Les travailleurs de la mer by Victor Hugo

Les travailleurs de la mer by Victor Hugo

Author:Victor Hugo
Format: epub


V

Un mot sur les collaborations secrètes des éléments

Pour ceux qui, par les hasards des voyages, peuvent être condamnés à l’habitation temporaire d’un écueil dans l’océan, la forme de l’écueil n’est point chose indifférente. Il y a l’écueil pyramide, une cime unique hors de l’eau ; il y a l’écueil cercle, quelque chose comme un rond de grosses pierres ; il y a l’écueil corridor. L’écueil corridor est le plus inquiétant. Ce n’est pas seulement à cause de l’angoisse du flot entre ses parois et des tumultes de la vague resserrée, c’est aussi à cause des obscures propriétés météorologiques qui semblent se dégager du parallélisme de deux roches en pleine mer. Ces deux lames droites sont un véritable appareil voltaïque.

Un écueil corridor est orienté. Cette orientation importe. Il en résulte une première action sur l’air et sur l’eau. L’écueil corridor agit sur le flot et sur le vent, mécaniquement, par sa forme, galvaniquement, par l’aimantation différente possible de ses plans verticaux, masses juxtaposées et contrariées l’une par l’autre.

Cette nature d’écueils tire à elle toutes les forces furieuses éparses dans l’ouragan, et a sur la tourmente une singulière puissance de concentration.

De là, dans les parages de ces brisants, une certaine accentuation de la tempête.

Il faut savoir que le vent est composite. On croit le vent simple ; il ne l’est point.
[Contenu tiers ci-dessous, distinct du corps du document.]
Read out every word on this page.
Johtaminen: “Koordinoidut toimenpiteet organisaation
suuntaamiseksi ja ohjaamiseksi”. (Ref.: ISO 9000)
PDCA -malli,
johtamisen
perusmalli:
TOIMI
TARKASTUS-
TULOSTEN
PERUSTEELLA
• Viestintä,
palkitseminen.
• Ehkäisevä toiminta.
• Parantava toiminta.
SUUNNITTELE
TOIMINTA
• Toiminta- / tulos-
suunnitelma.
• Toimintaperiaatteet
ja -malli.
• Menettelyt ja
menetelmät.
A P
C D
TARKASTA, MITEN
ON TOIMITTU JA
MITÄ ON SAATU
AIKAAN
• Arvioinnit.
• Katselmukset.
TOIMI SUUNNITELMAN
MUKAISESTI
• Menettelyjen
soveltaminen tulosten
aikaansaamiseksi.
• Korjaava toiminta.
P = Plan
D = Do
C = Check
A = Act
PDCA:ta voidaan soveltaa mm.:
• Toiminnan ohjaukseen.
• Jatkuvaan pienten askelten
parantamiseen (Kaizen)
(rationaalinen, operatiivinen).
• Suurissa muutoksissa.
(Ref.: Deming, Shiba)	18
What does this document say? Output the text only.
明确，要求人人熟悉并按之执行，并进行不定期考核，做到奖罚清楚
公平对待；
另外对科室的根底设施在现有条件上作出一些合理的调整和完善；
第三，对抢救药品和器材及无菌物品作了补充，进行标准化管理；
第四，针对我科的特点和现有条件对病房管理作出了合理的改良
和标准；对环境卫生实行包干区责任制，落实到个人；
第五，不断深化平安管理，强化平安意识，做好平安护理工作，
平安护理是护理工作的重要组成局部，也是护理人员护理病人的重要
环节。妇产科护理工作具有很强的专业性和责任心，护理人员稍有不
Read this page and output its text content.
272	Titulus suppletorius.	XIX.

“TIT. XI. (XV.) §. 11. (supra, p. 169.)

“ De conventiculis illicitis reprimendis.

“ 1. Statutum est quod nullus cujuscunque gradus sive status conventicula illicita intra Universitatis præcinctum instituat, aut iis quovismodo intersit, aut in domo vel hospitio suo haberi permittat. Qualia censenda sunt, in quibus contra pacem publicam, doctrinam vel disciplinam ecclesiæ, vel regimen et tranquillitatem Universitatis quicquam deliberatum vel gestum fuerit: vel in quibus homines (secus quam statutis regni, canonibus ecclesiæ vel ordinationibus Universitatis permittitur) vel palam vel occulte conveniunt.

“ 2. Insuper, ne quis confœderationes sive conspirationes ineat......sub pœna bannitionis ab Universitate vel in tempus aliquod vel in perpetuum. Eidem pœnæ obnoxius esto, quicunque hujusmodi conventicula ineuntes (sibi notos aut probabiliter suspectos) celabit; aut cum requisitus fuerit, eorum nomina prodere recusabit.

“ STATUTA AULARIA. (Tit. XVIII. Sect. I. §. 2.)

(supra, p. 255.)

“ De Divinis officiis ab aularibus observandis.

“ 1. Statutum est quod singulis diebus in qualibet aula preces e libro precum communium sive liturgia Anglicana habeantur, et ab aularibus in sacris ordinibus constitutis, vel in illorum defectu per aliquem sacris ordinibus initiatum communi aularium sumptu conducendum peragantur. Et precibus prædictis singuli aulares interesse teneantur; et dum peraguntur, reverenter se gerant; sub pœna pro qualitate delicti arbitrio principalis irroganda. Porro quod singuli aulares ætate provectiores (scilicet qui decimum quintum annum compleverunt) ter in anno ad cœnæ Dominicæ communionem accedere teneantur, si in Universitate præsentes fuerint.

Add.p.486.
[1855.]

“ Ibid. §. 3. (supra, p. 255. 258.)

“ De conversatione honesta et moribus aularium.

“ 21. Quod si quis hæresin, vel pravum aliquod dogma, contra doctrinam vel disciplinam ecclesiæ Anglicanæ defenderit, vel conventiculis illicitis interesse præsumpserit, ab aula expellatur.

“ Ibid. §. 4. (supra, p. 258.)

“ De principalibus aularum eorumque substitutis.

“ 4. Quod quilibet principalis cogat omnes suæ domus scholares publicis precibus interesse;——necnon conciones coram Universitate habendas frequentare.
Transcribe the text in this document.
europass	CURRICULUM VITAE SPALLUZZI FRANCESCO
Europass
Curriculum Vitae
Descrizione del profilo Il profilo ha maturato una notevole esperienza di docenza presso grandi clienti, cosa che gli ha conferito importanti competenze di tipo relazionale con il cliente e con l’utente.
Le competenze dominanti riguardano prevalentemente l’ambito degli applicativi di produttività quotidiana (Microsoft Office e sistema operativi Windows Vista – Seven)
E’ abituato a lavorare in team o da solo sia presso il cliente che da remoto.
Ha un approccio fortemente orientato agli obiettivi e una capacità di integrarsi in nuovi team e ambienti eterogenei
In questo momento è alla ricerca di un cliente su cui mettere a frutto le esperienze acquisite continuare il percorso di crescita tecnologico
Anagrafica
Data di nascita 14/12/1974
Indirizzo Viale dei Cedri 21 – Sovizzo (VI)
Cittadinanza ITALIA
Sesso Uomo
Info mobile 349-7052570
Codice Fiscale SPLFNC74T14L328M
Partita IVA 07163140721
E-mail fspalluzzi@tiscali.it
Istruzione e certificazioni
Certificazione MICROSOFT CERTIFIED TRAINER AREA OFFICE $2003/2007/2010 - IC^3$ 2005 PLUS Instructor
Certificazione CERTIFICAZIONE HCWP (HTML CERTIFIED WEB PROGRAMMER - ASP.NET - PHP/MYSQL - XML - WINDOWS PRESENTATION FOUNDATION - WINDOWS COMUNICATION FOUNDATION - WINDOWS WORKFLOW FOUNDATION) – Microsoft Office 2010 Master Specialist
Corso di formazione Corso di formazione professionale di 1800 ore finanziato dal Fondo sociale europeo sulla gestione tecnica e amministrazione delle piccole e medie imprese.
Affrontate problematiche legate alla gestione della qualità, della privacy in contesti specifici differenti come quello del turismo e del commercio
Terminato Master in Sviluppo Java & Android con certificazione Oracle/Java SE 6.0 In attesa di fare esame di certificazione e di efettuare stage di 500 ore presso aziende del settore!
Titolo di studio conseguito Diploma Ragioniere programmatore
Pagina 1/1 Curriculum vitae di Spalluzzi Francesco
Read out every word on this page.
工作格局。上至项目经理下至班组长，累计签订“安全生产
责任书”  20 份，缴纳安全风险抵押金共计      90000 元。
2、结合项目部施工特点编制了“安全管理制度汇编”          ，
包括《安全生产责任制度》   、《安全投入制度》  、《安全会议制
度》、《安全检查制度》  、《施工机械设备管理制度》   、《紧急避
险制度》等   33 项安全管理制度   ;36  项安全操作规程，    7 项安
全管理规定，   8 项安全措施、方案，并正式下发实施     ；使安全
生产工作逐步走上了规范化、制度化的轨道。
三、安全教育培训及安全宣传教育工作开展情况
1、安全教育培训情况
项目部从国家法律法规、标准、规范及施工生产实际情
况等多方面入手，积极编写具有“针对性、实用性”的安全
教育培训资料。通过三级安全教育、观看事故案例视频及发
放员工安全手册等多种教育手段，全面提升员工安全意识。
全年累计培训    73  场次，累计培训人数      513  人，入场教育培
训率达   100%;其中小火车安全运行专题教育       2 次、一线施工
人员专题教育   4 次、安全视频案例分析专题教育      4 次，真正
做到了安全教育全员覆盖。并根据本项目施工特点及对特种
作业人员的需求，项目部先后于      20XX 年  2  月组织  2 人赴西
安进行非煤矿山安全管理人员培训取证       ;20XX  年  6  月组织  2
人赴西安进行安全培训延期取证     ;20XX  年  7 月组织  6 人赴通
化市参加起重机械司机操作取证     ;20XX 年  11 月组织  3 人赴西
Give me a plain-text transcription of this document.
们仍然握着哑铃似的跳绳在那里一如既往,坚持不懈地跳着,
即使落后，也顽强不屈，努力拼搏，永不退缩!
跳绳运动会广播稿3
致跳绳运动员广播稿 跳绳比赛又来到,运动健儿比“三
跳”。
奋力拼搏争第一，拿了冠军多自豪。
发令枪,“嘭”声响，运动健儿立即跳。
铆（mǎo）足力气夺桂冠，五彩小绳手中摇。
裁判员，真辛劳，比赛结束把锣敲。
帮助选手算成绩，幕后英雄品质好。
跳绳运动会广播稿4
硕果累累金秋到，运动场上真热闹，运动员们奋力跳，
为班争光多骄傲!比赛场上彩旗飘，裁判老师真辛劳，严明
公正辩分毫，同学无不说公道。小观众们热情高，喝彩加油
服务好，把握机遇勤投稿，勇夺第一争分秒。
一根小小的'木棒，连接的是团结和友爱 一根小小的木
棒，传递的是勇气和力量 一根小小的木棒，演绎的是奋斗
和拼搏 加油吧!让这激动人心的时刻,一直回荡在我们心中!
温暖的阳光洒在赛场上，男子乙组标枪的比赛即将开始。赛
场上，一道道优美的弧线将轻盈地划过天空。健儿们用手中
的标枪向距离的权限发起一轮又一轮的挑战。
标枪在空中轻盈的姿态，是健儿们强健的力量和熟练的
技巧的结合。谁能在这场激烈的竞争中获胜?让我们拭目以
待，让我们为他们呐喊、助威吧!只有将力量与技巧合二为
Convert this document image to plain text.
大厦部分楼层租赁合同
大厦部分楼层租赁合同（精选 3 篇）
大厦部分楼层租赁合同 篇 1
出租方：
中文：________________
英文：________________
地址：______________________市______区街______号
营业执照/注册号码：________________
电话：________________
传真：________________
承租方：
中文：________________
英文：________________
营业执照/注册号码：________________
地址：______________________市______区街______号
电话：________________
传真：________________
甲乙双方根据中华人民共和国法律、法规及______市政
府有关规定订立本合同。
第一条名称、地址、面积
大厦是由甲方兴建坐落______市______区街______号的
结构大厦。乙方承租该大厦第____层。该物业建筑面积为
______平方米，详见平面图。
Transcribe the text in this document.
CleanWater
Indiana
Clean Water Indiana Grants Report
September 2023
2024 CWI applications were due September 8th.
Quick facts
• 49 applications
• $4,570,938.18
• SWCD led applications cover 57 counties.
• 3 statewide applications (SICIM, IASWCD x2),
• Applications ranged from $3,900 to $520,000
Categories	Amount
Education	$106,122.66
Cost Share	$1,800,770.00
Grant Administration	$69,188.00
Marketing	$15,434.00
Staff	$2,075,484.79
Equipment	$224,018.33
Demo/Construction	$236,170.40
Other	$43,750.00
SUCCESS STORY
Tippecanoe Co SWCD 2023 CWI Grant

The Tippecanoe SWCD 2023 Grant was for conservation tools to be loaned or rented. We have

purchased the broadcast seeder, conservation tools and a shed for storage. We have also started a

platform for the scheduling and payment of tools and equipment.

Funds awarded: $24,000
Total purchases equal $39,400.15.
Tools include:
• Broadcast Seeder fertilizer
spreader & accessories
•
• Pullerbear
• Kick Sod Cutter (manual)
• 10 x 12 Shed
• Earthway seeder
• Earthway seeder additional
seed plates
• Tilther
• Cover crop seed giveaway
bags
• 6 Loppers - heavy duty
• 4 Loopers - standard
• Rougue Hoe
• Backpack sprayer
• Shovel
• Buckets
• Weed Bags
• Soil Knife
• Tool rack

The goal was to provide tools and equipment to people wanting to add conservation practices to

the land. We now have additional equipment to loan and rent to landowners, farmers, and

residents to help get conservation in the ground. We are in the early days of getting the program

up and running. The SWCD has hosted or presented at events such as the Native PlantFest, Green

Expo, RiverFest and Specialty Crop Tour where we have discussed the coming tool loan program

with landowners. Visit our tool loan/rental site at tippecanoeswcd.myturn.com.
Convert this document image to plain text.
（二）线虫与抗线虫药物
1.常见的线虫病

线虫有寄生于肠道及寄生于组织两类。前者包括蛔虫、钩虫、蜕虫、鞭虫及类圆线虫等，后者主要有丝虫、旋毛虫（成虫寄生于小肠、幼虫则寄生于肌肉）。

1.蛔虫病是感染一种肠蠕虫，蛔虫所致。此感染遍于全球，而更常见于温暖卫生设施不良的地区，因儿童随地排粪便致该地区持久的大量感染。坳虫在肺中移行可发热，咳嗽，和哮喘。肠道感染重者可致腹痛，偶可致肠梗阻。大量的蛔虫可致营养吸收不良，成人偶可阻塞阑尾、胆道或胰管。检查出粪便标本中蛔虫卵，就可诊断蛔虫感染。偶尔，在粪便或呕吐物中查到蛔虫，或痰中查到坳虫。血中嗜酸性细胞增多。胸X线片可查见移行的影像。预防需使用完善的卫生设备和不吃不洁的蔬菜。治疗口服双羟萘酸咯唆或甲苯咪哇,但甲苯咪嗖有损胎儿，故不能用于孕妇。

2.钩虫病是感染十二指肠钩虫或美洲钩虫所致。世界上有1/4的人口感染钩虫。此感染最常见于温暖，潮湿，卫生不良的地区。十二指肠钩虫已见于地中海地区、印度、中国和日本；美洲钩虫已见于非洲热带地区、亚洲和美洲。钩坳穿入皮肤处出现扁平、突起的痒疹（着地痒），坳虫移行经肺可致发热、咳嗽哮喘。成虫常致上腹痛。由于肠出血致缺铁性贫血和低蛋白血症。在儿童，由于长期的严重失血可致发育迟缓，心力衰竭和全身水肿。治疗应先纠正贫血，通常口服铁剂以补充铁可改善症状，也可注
Cette force n’est pas seulement dynamique, elle est chimique ; elle n’est pas seulement chimique, elle est magnétique. Il y a en elle de l’inexplicable. Le vent est électrique autant qu’aérien. De certains vents coïncident avec les aurores boréales. Le vent du banc des Aiguilles roule des vagues de cent pieds de haut, stupeur de Dumont-d’Urville. – La corvette, dit-il, ne savait à qui entendre. – Sous les rafales australes, de vraies tumeurs maladives boursouflent l’océan, et la mer devient si horrible que les sauvages s’enfuient pour ne point la voir. Les rafales boréales sont autres ; elles sont toutes mêlées d’épingles de glace, et ces bises irrespirables refoulent en arrière sur la neige les traîneaux des esquimaux. D’autres vents brûlent. C’est le simoun d’Afrique qui est le typhon de Chine et le samiel de l’Inde. Simoun, Typhon, Samiel ; on croit nommer des démons. Ils fondent le haut des montagnes ; un orage a vitrifié le volcan de Tolucca. Ce vent chaud, tourbillon couleur d’encre se ruant sur les nuées écarlates, a fait dire aux Védas : Voici le dieu noir qui vient voler les vaches rouges. On sent dans tous ces faits la pression du mystère électrique.

Le vent est plein de ce mystère. De même la mer. Elle aussi est compliquée ; sous ses vagues d’eau, qu’on voit, elle a ses vagues de forces, qu’on ne voit pas. Elle se compose de tout. De tous les pêle-mêle, l’océan est le plus indivisible et le plus profond.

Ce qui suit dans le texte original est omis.